Bioceramic embed can animate skull bone recovery


  • Post By : Kumar Jeetendra

  • Source: University of Gothenburg

  • Date: 19 Oct,2020

A bioceramic implant has proved to stimulate regeneration of natural skull bone, so that even large cranial defects can be repaired in a way which hasn’t been possible before.

Reconstructing major bone and soft-tissue injuries in the skull after an accident or treatment of a brain tumor, blood clot, or hemorrhage is a difficult challenge.

Transplanting bone from elsewhere in the body involves risks in both websites — in which the tissue is removed and where it is placed. Integration of plastic or metal implants, for example, is inferior to that of bone, and using them consequently increases the disease risk.

Thomesen is responsible for the current study.

Seeing skull bone grow
Rather, under Thomsen’s guidance, researchers have used a fresh, 3D-printed bioceramic material, attached to a titanium frame shaped like the missing portion of the skull bone. For the first time, they have proven that large cranial defects can heal by way of new bone formation, without growth factors or stem cells being inserted.

From the experiments, the bioceramic implant has been shown to transform into bone, using a composition indistinguishable from natural bone. Experiments with titanium-only implants also resulted in bone formation, but just adjacent to the host bone.

“We can see the skull bone growing out, not just on remaining portions of the cranium but also centrally from the flaw itself,” Thomsen says.

“All the cells which we know are involved in bone formation and remodeling are recruited to, or are in place, in the central part of the defect and in soft tissue in which the bioceramic has been inserted.
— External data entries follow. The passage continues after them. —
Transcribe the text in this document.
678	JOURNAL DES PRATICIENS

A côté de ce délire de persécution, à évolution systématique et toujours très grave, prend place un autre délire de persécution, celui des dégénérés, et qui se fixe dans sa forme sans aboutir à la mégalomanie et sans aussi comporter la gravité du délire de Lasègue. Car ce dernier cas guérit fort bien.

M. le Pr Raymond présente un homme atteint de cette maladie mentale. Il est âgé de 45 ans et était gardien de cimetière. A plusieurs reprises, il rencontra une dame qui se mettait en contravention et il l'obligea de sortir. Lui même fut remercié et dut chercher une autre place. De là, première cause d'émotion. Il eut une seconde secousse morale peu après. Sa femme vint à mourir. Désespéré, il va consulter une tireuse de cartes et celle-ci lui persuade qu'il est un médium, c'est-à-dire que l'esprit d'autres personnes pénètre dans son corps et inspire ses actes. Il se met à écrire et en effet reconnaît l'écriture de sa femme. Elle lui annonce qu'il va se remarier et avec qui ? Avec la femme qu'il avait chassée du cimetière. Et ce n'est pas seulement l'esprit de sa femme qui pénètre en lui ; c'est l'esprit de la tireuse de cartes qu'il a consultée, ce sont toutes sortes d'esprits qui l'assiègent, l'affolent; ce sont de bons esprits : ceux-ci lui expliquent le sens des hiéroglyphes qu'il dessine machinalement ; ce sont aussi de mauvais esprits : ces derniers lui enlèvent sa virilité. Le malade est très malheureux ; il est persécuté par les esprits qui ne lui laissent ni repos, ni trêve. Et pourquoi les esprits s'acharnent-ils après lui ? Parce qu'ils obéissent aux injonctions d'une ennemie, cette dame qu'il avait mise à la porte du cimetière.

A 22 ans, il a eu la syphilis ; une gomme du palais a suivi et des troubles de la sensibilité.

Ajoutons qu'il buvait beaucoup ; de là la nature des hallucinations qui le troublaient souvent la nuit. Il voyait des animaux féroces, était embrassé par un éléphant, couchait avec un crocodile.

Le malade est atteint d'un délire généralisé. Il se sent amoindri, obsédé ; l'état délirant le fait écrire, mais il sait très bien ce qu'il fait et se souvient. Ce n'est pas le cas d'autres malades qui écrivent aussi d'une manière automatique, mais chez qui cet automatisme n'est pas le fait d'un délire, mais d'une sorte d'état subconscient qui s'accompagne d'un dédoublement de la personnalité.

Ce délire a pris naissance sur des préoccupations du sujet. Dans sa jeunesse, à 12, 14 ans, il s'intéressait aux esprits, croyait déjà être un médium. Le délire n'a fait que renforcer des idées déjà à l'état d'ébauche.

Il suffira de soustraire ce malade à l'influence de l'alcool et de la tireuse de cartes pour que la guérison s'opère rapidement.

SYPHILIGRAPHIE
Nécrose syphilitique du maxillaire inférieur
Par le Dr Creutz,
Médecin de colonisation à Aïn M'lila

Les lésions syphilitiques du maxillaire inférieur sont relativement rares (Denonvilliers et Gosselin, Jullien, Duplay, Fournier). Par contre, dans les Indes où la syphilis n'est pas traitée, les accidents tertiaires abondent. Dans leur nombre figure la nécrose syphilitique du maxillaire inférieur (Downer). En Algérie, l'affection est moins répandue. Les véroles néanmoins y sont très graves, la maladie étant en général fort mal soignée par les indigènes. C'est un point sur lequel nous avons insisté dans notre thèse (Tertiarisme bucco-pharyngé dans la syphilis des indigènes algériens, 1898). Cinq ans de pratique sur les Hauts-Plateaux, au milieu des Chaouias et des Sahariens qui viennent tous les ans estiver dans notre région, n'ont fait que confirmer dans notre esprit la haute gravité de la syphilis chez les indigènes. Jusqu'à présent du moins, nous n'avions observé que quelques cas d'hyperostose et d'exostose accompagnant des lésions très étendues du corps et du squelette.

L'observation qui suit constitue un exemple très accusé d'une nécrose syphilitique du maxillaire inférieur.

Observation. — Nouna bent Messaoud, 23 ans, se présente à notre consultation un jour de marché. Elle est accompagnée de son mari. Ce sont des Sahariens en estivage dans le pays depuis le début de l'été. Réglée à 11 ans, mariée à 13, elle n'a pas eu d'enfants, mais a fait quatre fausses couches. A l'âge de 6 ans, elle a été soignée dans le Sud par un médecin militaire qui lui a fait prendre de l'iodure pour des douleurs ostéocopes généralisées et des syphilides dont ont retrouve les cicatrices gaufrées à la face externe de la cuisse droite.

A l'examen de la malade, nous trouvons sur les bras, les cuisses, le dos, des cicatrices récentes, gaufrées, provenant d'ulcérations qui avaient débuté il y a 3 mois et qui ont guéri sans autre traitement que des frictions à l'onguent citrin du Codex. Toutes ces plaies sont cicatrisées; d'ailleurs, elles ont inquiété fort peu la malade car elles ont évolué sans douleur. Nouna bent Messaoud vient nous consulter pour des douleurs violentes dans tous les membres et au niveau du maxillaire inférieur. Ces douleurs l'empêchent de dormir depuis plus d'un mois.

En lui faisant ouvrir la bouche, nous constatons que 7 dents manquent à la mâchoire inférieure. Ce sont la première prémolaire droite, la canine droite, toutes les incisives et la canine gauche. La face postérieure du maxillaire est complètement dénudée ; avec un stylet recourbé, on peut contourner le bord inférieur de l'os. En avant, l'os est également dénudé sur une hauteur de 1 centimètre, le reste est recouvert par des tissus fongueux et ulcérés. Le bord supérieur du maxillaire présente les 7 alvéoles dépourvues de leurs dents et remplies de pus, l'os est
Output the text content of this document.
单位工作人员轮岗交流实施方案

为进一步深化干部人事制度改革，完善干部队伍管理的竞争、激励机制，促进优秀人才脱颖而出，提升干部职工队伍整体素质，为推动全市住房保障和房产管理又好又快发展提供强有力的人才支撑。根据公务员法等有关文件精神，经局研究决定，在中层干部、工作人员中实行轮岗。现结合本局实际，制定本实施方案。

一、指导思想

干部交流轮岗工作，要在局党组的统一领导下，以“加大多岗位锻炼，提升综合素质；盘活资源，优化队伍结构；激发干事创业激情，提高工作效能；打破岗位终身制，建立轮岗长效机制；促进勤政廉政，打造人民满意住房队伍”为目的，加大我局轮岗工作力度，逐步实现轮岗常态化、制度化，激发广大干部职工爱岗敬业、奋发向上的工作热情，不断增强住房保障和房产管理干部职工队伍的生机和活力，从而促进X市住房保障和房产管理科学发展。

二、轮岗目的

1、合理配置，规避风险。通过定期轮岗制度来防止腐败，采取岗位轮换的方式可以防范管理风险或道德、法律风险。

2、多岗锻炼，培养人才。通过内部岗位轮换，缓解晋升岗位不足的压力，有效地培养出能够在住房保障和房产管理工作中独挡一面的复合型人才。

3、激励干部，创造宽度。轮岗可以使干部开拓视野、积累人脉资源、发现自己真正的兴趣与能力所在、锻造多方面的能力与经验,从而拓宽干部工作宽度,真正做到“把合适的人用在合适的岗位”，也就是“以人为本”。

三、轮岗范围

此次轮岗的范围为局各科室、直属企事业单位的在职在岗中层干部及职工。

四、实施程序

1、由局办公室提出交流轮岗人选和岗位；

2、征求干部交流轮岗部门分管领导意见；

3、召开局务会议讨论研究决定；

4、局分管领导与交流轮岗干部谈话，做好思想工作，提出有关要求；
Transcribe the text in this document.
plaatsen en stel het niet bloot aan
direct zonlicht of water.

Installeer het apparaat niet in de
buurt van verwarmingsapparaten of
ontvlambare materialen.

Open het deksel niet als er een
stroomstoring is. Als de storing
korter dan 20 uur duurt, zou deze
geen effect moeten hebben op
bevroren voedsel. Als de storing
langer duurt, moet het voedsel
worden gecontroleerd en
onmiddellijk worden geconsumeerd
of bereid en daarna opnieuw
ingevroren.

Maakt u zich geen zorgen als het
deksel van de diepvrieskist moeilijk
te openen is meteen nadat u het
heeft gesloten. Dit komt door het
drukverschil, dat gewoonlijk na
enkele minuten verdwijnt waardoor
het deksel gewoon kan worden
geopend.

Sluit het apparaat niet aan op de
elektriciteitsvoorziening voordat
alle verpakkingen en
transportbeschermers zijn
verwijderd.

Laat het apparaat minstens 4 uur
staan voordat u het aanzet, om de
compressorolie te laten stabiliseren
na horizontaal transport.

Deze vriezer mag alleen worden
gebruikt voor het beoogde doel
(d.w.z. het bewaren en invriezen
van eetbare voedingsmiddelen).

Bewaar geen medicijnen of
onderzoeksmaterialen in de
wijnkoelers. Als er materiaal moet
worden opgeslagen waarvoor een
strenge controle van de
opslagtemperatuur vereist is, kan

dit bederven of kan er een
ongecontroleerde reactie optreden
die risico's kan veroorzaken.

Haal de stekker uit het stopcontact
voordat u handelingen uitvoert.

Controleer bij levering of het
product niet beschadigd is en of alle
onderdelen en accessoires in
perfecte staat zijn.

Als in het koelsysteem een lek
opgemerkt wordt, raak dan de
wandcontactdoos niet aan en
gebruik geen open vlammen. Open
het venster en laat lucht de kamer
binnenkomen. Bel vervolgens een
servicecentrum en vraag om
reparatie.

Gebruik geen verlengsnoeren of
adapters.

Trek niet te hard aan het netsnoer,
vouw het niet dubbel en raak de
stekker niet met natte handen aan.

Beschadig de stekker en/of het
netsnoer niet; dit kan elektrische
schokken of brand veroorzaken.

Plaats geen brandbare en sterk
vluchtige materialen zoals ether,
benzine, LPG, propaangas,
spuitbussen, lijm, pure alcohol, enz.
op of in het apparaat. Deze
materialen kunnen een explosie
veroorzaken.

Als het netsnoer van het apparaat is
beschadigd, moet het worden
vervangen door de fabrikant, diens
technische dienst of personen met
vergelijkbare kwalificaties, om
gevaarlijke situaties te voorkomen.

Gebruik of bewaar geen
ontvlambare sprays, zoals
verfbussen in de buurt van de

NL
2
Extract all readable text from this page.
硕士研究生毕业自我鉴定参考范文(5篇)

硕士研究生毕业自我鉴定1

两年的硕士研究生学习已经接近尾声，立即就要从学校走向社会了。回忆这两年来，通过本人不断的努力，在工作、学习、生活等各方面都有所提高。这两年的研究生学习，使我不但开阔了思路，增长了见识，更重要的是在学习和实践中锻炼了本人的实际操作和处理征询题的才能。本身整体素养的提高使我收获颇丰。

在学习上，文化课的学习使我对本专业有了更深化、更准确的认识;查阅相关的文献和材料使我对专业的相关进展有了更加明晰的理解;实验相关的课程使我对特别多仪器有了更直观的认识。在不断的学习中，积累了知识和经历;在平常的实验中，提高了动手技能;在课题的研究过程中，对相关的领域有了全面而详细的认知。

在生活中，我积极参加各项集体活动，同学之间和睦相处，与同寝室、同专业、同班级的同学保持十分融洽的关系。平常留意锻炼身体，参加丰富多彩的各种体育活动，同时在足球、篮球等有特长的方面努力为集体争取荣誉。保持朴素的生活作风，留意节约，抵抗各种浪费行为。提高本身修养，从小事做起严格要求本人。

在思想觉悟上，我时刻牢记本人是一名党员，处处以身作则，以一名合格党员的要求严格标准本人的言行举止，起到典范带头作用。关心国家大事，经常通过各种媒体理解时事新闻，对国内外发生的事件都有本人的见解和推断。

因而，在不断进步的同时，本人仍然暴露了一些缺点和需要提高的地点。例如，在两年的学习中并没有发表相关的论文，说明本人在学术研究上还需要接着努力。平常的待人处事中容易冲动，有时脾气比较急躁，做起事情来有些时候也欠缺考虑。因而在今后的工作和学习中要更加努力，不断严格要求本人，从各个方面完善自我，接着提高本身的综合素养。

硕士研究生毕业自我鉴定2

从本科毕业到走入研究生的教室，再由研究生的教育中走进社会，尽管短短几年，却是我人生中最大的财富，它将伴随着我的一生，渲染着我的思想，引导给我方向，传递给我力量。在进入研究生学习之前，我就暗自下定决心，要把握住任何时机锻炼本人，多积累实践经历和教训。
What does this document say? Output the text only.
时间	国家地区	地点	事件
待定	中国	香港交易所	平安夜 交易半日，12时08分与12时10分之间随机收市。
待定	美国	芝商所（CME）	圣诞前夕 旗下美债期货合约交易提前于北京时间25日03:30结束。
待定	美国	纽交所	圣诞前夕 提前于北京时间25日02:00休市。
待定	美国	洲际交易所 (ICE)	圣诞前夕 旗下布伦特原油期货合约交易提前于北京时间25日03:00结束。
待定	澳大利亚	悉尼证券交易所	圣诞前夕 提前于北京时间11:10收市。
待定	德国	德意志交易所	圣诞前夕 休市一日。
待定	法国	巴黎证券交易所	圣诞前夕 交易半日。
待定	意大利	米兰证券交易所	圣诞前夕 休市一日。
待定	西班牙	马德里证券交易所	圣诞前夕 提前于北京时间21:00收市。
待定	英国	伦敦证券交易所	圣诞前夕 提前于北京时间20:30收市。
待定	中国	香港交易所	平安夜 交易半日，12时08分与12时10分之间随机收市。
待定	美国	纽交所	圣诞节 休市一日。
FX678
What happens is that the main constituent of the bioceramic, monetite, transforms into another material from the body: apatite,” he adds.

Growth factors and stem cells are thought to contribute to healing but haven’t yet been demonstrated to have any obvious advantages after administration in large, human skull defects.”Peter Thomsen, Professor, Biomaterials, University of Gothenburg

The experiments were conducted on sheep, and the outcomes could be confirmed in humans, one person, where the bioceramic, 21 months after the intervention, had become a tissue with composition and structure very similar to natural bone. This process is called osteoinduction.

Behind the study are researchers at Sahlgrenska Academy, University of Gothenburg, and at Karolinska Institutet and Uppsala University.

The first authors are Omar Omar, Associate Professor of Biomaterials at Gothenburg, and Associate Professor Thomas Engstrand, Uppsala University.

Håkan Engqvist, Professor of Applied Materials Science in Uppsala, has been responsible for the development of the implanted material and its composition. He points out that the innovative bioceramic breaks down relatively slowly.

“The combination of the ceramic’s composition and its slow breakdown has turned out to be extremely great for bone formation in large cranial defects.”
Peter Thomsen stresses the need for additional research, both to investigate the molecular processes and in the kind of further clinical studies.

“This principle will compete with existing therapy principles of bone transplantation, and metal and plastic implants,” he concludes.

Journal reference:

Omar, O., et al. (2020) In situ bone regeneration of large cranial defects using synthetic ceramic implants with a tailored composition and design.